15 septembre 2026 : Un mardi décisif pour la coalition C64 en RDC
En réalité, Félix Tshisekedi ne veut pas d'un dialogue pouvant aboutir à la résolution des causes profondes qui déstabilisent la RDC depuis plusieurs décennies, mais, par sa ruse, il veut plutôt renforcer son camp anti-Rwanda.
La Coalition Article 64 (C64), qui réunit notamment Martin Fayulu (ECiDé), Jean-Marc Kabund (A.Ch), Moïse Katumbi (Ensemble), Augustin Matata (LGD) et Delly Sesanga (Envol), a appelé à une mobilisation citoyenne populaire, avec l'organisation d'une marche pacifique le 15 septembre 2026 sur l'ensemble du territoire national.
À Kinshasa, plusieurs points de rassemblement convergeront vers le Palais du Peuple, siège du Parlement, le jour de la rentrée parlementaire.
Dans leur communiqué du 16 juillet, la coalition avait estimé que le renvoi au Parlement de la loi portant organisation du référendum, pour une nouvelle délibération après les réserves émises par la Cour constitutionnelle, ne constitue « ni le retrait de cette loi ni une renonciation formelle au projet de changement de Constitution ». Elle situe cette initiative à 764 jours de l'échéance constitutionnelle de convocation de la prochaine élection présidentielle.
La C64 martèle son opposition à toute tentative de contournement des articles 220 et 70 de la Constitution, qui verrouillent respectivement la limitation du nombre de mandats présidentiels et la durée du mandat.
Il faut souligner que Félix Tshisekedi avait réussi dans un premier temps à stopper l'élan et la pression de la coalition C64 en faisant intervenir son ami et allié Évariste Ndayishimiye, président du Burundi et président en exercice de l'Union africaine.

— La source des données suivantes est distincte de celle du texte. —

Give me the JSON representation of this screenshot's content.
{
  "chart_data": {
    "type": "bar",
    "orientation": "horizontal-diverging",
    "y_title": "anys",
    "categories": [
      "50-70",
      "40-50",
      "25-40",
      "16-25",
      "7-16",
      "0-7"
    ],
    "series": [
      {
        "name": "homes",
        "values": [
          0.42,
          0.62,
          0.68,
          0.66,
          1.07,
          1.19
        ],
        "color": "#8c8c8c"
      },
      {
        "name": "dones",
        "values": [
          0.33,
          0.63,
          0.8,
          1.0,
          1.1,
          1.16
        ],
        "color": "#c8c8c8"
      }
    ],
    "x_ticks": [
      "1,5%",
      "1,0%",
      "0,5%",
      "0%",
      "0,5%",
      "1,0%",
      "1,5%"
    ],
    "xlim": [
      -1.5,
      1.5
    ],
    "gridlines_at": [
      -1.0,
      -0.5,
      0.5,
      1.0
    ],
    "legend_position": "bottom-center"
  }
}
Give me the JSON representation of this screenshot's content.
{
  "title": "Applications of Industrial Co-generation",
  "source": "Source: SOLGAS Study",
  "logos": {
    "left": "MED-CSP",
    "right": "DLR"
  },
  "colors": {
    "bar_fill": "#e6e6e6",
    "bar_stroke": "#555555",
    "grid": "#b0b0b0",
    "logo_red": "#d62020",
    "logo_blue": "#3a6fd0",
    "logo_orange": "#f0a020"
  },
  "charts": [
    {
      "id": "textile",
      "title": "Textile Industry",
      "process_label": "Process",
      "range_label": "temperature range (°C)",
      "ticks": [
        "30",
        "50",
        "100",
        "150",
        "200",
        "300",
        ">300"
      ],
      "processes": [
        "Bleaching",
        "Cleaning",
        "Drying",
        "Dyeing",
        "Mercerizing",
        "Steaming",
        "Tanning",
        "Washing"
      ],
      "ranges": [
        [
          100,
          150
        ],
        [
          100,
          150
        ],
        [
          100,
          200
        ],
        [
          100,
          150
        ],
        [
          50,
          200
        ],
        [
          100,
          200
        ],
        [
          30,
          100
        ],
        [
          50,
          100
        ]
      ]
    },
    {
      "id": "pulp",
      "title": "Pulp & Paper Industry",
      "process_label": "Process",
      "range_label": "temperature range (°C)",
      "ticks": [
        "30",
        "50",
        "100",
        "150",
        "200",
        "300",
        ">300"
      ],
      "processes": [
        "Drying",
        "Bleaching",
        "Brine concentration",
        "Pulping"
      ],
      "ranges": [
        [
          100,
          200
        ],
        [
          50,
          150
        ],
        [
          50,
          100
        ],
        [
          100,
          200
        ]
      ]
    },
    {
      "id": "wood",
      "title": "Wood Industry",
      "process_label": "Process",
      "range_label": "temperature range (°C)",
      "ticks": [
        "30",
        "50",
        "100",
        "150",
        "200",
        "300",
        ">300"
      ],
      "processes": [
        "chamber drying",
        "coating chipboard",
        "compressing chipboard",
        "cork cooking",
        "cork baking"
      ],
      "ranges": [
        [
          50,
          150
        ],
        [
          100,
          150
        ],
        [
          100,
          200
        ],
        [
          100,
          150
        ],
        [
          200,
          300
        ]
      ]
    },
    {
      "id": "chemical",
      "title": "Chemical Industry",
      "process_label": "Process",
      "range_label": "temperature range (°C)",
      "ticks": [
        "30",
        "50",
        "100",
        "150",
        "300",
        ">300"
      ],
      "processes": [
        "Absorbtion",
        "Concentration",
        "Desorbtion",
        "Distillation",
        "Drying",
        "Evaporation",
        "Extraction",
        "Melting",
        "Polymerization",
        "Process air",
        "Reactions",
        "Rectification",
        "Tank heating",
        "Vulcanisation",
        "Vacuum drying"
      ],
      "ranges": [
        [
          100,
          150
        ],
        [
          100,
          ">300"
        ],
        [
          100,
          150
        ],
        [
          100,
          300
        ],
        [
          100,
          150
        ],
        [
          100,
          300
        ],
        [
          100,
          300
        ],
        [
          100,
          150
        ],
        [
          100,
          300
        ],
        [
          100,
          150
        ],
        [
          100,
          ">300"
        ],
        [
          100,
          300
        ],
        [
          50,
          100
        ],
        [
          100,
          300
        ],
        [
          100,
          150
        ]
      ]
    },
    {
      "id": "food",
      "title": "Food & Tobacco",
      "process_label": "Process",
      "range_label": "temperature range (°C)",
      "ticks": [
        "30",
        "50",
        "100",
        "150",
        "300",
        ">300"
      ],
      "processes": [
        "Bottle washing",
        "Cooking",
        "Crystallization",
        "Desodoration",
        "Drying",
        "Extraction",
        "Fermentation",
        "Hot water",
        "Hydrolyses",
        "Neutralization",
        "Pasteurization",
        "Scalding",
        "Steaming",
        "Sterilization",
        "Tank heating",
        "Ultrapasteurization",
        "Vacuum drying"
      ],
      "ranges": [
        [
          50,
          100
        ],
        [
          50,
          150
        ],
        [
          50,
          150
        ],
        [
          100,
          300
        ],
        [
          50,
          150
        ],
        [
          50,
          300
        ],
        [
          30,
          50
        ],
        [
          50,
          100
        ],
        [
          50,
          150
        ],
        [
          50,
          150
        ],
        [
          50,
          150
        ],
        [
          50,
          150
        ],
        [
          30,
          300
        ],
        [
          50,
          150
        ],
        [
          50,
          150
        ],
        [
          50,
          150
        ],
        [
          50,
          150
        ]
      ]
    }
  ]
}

Ce dernier avait invité la coalition C64 à Bujumbura pour la persuader de stopper les marches et autres mobilisations populaires, car, selon lui, son homologue et ami Félix Tshisekedi était disposé à dialoguer avec l'opposition. Or, ce n'était qu'une ruse.
Quelques jours après, Félix Tshisekedi, dans la suite logique de son plan, avait reçu les dirigeants des confessions religieuses, y compris la CENCO et l'ECC, pour leur faire part de sa volonté d'organiser un dialogue inclusif. Or, ce n'était qu'un leurre.
Pendant ce temps, le gouvernement congolais et des proches du président Tshisekedi ont continué d'affirmer leur opposition à toute participation de l'AFC/M23 qui contrôle une grande partie du Nord-Kivu et du Sud-Kivu et domine l'armée congolaise sur le terrain militaire , ainsi qu'au camp de l'ancien président Joseph Kabila au dialogue.

En réalité, Félix Tshisekedi ne veut pas d'un dialogue pouvant aboutir à la résolution des causes profondes qui déstabilisent la RDC depuis plusieurs décennies, mais, par sa ruse, il veut plutôt renforcer son camp anti-Rwanda.
La mobilisation de ce mardi 15 septembre 2026 sera très observée par l'opinion publique nationale et internationale. Ce sera un véritable thermomètre de la capacité de mobilisation de la coalition C64 à Kinshasa et en provinces, car l'appareil répressif du régime est déjà activé pour intimider, réprimer et tuer.

Plusieurs figures de la coalition C64 ont diffusé des messages vidéo afin de mobiliser la population pour le rendez-vous du mardi 15 septembre 2026.